Chacun s’était planté dans un sol étranger puis avait cherché à s’acclimater. Plantes et arbustes attendaient de faire partie de cette nuit dont ils avaient entendu parler, la nuit du 31 Octobre.

La fleur de Pongapong pensait aux îles tropicales de son pays les Philippines. Elle s’était cachée dans la forêt,  elle ne donnait qu’une fleur par périodes espacées de quelques années. Elle avait longtemps  descendu les marches des  terrains pour y développer sa tubercule, elle avait entendu maints  gémissements et assisté à des sabbats  quand l’automne rougissait et soufflait ses premiers vents froids et orageux venus du Nord.


–  Mes amis, je vous ai tous réunis ici parce que vous aimez fleurir dans l’ombre et la discrétion.

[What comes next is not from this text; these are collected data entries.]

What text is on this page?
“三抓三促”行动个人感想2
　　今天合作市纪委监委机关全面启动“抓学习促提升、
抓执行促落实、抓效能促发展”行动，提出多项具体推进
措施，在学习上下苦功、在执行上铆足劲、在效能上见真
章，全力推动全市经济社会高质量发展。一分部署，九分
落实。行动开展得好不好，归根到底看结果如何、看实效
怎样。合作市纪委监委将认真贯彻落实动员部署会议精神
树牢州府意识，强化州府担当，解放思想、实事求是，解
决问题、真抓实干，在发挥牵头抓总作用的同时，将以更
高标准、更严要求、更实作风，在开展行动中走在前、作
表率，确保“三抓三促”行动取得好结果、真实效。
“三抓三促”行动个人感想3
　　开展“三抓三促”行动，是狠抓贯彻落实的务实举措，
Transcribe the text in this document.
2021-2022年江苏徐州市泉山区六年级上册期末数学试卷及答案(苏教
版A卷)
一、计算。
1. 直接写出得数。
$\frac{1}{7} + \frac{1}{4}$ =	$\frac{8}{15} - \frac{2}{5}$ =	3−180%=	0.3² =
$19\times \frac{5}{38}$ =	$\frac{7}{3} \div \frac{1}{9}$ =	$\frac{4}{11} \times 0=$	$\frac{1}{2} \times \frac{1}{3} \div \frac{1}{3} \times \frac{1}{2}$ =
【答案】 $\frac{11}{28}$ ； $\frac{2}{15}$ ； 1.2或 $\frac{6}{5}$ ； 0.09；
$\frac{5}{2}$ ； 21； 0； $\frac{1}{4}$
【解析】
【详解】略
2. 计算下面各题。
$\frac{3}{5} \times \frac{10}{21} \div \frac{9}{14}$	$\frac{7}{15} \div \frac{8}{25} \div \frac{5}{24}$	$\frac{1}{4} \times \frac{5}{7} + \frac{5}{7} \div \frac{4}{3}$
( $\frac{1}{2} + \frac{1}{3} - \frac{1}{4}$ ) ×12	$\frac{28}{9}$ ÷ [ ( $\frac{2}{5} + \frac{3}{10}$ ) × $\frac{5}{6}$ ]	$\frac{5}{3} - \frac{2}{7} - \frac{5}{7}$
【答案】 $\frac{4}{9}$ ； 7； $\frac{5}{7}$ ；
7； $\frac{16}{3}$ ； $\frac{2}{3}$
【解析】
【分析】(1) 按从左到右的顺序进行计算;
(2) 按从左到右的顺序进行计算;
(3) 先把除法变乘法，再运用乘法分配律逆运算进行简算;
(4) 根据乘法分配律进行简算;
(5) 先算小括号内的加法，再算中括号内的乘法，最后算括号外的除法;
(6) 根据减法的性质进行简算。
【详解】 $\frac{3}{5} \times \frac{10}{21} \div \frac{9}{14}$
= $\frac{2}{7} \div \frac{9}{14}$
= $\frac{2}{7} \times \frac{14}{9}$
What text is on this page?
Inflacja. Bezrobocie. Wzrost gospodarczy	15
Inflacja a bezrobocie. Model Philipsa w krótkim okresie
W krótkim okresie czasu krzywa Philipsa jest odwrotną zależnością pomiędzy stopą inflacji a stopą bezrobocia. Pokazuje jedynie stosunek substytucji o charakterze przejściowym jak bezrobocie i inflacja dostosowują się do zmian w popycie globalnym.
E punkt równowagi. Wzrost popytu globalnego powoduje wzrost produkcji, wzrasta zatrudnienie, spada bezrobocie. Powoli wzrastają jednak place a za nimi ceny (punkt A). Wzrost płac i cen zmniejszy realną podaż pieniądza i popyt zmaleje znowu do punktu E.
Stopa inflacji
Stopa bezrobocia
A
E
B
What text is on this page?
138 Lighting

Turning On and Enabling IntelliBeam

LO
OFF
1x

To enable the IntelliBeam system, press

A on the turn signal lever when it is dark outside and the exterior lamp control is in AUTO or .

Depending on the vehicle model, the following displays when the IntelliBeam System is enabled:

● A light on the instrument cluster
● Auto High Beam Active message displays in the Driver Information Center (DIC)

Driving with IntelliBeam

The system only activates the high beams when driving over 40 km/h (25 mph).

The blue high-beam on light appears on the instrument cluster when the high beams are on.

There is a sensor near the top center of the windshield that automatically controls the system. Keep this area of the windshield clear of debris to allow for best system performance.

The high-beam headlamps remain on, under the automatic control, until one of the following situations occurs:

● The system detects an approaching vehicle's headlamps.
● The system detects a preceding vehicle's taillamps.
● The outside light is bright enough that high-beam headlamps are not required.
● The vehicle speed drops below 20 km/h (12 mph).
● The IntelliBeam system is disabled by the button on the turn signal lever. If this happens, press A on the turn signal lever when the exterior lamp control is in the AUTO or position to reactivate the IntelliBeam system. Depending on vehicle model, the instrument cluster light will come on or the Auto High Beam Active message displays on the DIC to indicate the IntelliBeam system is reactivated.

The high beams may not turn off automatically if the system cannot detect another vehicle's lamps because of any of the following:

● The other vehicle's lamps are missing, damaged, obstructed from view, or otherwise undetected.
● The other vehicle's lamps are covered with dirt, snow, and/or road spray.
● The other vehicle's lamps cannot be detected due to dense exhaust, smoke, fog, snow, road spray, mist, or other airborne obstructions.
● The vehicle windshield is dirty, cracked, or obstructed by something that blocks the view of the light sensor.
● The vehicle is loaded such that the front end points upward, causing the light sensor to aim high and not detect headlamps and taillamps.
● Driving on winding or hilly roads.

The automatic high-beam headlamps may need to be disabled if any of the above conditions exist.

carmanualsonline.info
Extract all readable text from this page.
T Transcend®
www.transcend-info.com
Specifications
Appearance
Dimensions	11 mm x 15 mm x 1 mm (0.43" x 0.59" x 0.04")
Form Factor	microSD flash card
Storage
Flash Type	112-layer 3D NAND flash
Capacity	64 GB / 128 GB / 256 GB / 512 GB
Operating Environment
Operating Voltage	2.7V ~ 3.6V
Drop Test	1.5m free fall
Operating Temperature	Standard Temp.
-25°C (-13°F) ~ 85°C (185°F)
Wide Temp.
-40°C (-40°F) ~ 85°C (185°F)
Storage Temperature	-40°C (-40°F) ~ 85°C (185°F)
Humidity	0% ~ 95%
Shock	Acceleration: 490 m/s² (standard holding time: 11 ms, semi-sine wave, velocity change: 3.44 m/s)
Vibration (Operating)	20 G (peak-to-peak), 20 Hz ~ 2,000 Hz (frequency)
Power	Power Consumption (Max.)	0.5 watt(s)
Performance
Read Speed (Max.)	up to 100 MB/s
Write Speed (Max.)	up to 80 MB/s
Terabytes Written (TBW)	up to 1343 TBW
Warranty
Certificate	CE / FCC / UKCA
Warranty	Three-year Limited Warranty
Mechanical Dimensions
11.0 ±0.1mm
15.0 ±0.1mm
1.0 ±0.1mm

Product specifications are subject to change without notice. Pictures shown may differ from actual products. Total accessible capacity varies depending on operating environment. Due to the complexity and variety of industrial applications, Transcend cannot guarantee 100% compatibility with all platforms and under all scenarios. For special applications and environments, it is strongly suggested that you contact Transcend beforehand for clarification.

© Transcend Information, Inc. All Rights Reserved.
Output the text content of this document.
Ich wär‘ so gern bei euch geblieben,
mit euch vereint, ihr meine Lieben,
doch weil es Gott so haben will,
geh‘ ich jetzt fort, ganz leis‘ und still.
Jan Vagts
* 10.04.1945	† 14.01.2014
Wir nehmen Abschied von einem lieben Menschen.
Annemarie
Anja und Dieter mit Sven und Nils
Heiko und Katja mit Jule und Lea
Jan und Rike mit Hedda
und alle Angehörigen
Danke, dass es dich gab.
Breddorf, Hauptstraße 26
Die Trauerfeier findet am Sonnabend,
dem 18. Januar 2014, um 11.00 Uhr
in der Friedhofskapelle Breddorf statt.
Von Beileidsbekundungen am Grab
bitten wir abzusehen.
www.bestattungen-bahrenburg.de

Vous avez conscience que vous apportez un peu de ce qui vient de nos lointaines contrées et vous avez hâte de voir comment se déroulent les saisons qui passent et trépassent.  Entendez-vous déjà ceux qui se préparent dans la clairière pour leur étrange fête où se déguiser, se cacher devient pour eux une seconde nature ?

Nous n’avons, nous hélas qu’une seule nature.  Même quand nous sommes transplantés, même quand nous sommes défigurés.

Je vous ai réunis pour vous dire que si vous portez des noms effrayants, peu, très peu d’humains  sont parvenus jusqu’à votre tubercule pour en apprécier la véritable raison de votre voyage.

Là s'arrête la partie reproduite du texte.